I know some experienced people who are reading this are probably
thinking: why bother even doing this, surely tools such as Cadence
already solve this through their mixed-signals AMS simulators. However,
any extension of this is strongly limited by their often incomplete
documentation and closed-source software. It is also limited by
excluding people who do not know Verilog-A (even if I do), such as many
photonics engineers who design their chips in Python. This is some
motivation behind a piel design flow.
One way is simply not allow them to access any other domain than their own.
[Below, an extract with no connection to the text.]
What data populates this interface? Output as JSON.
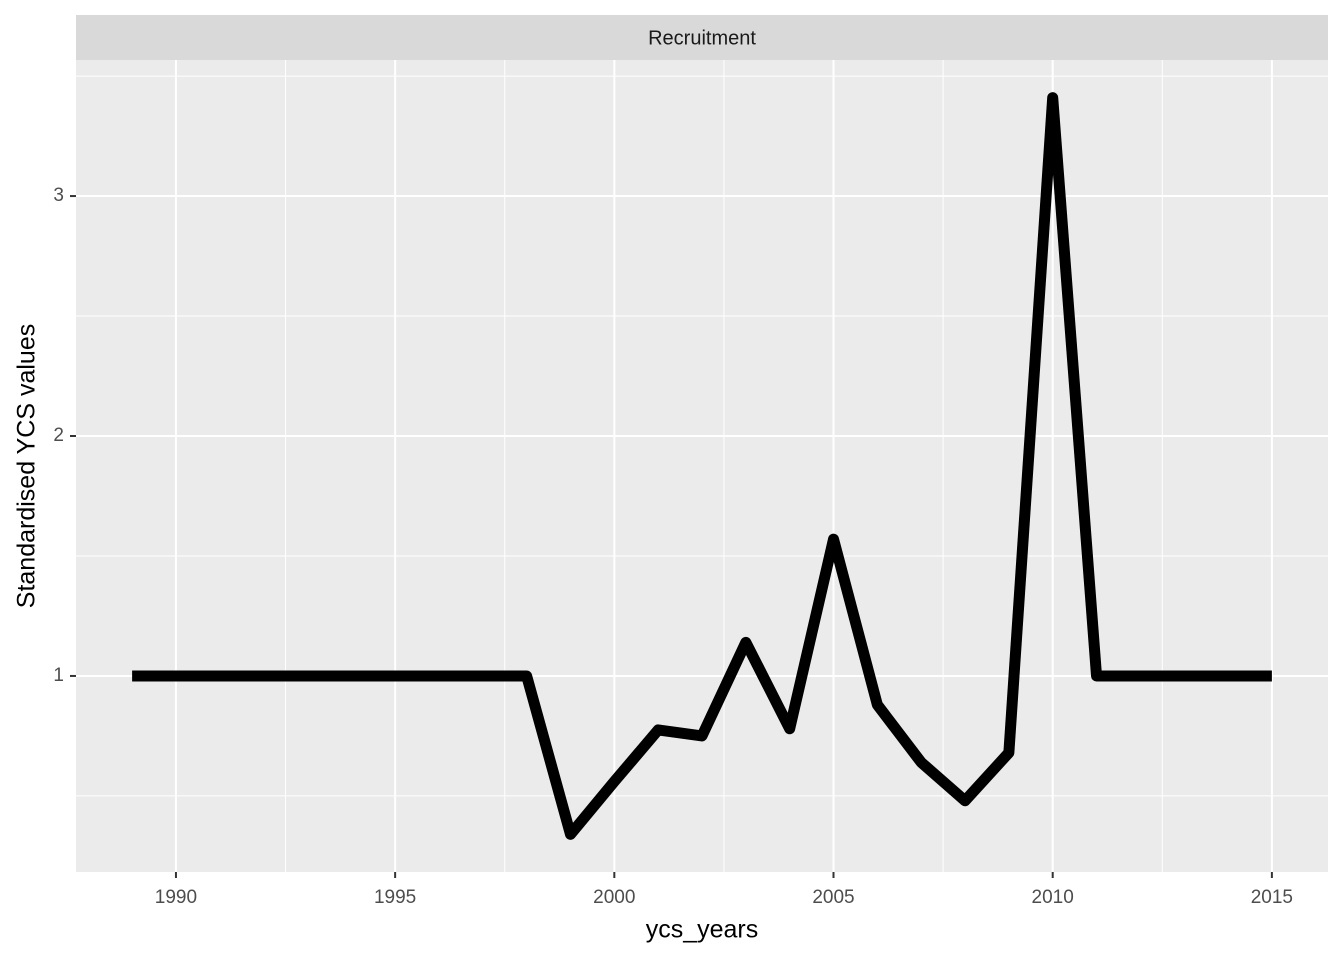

Motivation for Integrated Solvers#
At the digital time-step, there is a possibility that an analogue signal contains memory or previous states from the transitions. This creates an aspect of complexity in modelling these systems. It means that the time-synchronisation between the digital and analogue system must be possible. The aspect of complexity is the multi-domain interaction between the solvers, for example, if the digital solver is triggered by a photonic-analogue signal or related.
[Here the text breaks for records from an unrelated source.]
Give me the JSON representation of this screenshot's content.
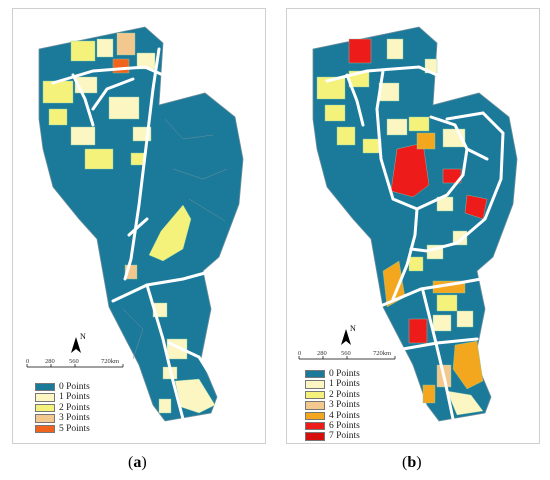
{
  "colors": {
    "c0": "#1b7a9a",
    "c1": "#fbf6c2",
    "c2": "#f4f27a",
    "c3": "#f2c88e",
    "c4": "#f2a71e",
    "c5": "#f0631c",
    "c6": "#ee1b1b",
    "c7": "#d70e0e",
    "road": "#ffffff",
    "outline": "#6d8f9c"
  },
  "panels": [
    {
      "caption_open": "(",
      "caption_letter": "a",
      "caption_close": ")",
      "scale_ticks": [
        "0",
        "280",
        "560",
        "720km"
      ],
      "north_label": "N",
      "legend": [
        {
          "label": "0 Points",
          "color": "#1b7a9a"
        },
        {
          "label": "1 Points",
          "color": "#fbf6c2"
        },
        {
          "label": "2 Points",
          "color": "#f4f27a"
        },
        {
          "label": "3 Points",
          "color": "#f2c88e"
        },
        {
          "label": "5 Points",
          "color": "#f0631c"
        }
      ]
    },
    {
      "caption_open": "(",
      "caption_letter": "b",
      "caption_close": ")",
      "scale_ticks": [
        "0",
        "280",
        "560",
        "720km"
      ],
      "north_label": "N",
      "legend": [
        {
          "label": "0 Points",
          "color": "#1b7a9a"
        },
        {
          "label": "1 Points",
          "color": "#fbf6c2"
        },
        {
          "label": "2 Points",
          "color": "#f4f27a"
        },
        {
          "label": "3 Points",
          "color": "#f2c88e"
        },
        {
          "label": "4 Points",
          "color": "#f2a71e"
        },
        {
          "label": "6 Points",
          "color": "#ee1b1b"
        },
        {
          "label": "7 Points",
          "color": "#d70e0e"
        }
      ]
    }
  ]
}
Co-Routine Dominant Solver Limits Feedback#
However, this is possible by implementing subroutines. In cocotb,
the simulations are run as asynchronous coroutines with an analog python model. We can follow this
exact principle in terms of implementing a multi-domain simulatior. Each
cocotb simulation has a Timer, and it is possible that for every
step in time that we desire, we can implement another subroutine. This
would be easy to do if the photonic and analogue simulations were
time-independent because then the digital signals control the
operation flow, and it can just be considered a functional-based system
dominated by the digital Timer. it is not particularly complicated
either to have feedback in between digital-photonic logic as through
that subroutine, we have full control over the triggering of digital
signals and related. However, my question of complexity really returns
to the analogue interaction of the signals. If it is digitally-directed,
and there is no analogue feedback interaction onto the digital logic,
then the co-routine would not have to change and is not affected other
than driving the analogue signals.
Part of the question becomes on having to run an analogue simulation at
the same time as the digital one in order to verify that there would not
be remnant analogue memory in between the driving pulses. This makes
sense in particular when the digital Timer clock overlaps in between
the analogue signal as this changes the initial state of the analogue
simulation. We could keep a track of the initial state, but it might be
a bit complex even when considering a standard RC network and driving
pulses accordingly. The other way to do so, is to perform the SPICE
simulation, and discretize at particular points in time as is the way
with AMS.
Photonic Time Delay Synchronisation#
Another complexity of simulating these systems is that photonic pulses
might also be propagating in time alongside the electronic signals.
sax already implements some functionality to analyse the time-delay
of such photonic circuits, but a resolution mechanism is required to
interconnect these circuits together and a corresponding time-delay
model needs to be provided to the components.